Sunday, September 01, 2013

"The myth prescribes the garret rather than the Guggenheim"

I have been exhausted all week, but I think I am finally starting to feel more normal - failed to get up for projected early-morning bike ride today, but it was for the best, I needed the sleep more. Had a good swim yesterday but am feeling much thwarted by August swimming-pool closures.

All sorts of Seamus Heaney-related tabs open, waiting for a proper send-off, but I realize that I could wait forever, so here are a few good ones (I never took a class with him, but he was an active and benevolent presence during my undergraduate days in Adams House): Henri Cole interviewed Heaney for the Paris Review (this one's a must-read, all sorts of the things he says are quite arresting, including thoughts about living in two places); Andrew O'Hagan at the LRB on car trips with Heaney and Karl Miller (note blethering discussion, which strongly reminded me of my Scottish grandfather - it was a word he loved - that and shoogly are two Scots words that remain in my personal idiom).

A good interview with Ruth Franklin about the art of criticism.

Lee Child has an amazing apartment! (I like my current apartment very much, indeed it is somewhere I will very happily live until the day I die if that is the way things go, but at this time of year I hugely regret not having central air-conditioning - it is the nature of the Columbia housing stock to be pre-war and very beautiful/spacious, but the humidity right now is killing me, and it leaves me with the impression of my apartment being a sinkhole, even though really it is the same as always.) Very impatient for the new Jack Reacher book - if I am sensible, I will save it to read on Thursday in the airport en route to Madison for my race.

Light reading around the edges of copious trivial errands and obsessing about upcoming race and digging out books and papers for fall-semester classes: Mick Herron, Slow Horses.

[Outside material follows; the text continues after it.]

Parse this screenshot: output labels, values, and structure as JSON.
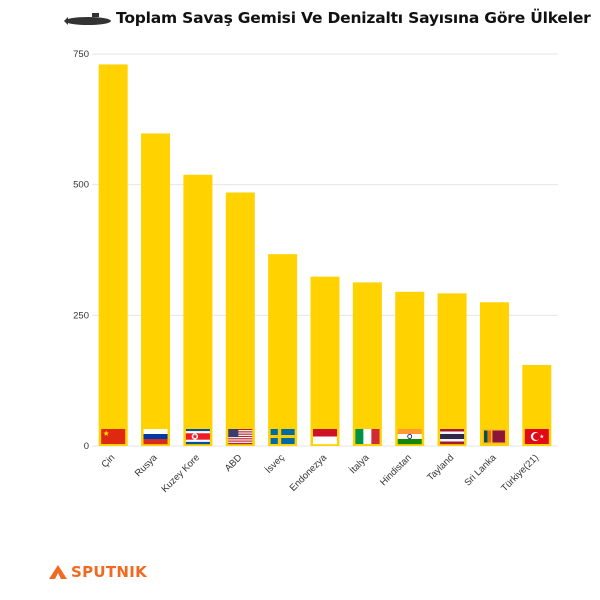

Also I forgot to say I read Adam Phillips' Missing Out: In Praise of the Unlived Life as my "airplane book" (I am ready for the silly rule about not using electronic devices during takeoff and landing to be abandoned - but in the meantime, I will continue to have some kind of nonfiction or essay collection with me to while away those stretches of Kindle-banned time). There are only about three worthwhile paragraphs in the whole book, but on the other hand it is a very short book. At his best, Phillips is transfixing, but one also feels he spools this stuff out without regard to quality - he could use a more challenging interlocutor at this point, I suspect, than his own ears!

1 comment:

  1. Yes the Henri Cole piece was amazing... as an addendum there is also his reminiscence in the New Republic, http://www.newrepublic.com/article/114538/dinner-seamus-heaney-henri-cole -- my mind cannot quite wrap itself around the idea of Heaney at Dolphin Sea Foods!

    Heaney read somewhere in W. Mass (probably Smith?) when I was an undergrad. I remember being extremely struck by the voice and esp. how much it was able to draw out of poems like "The Strand at Lough Beg" that I have otherwise never liked.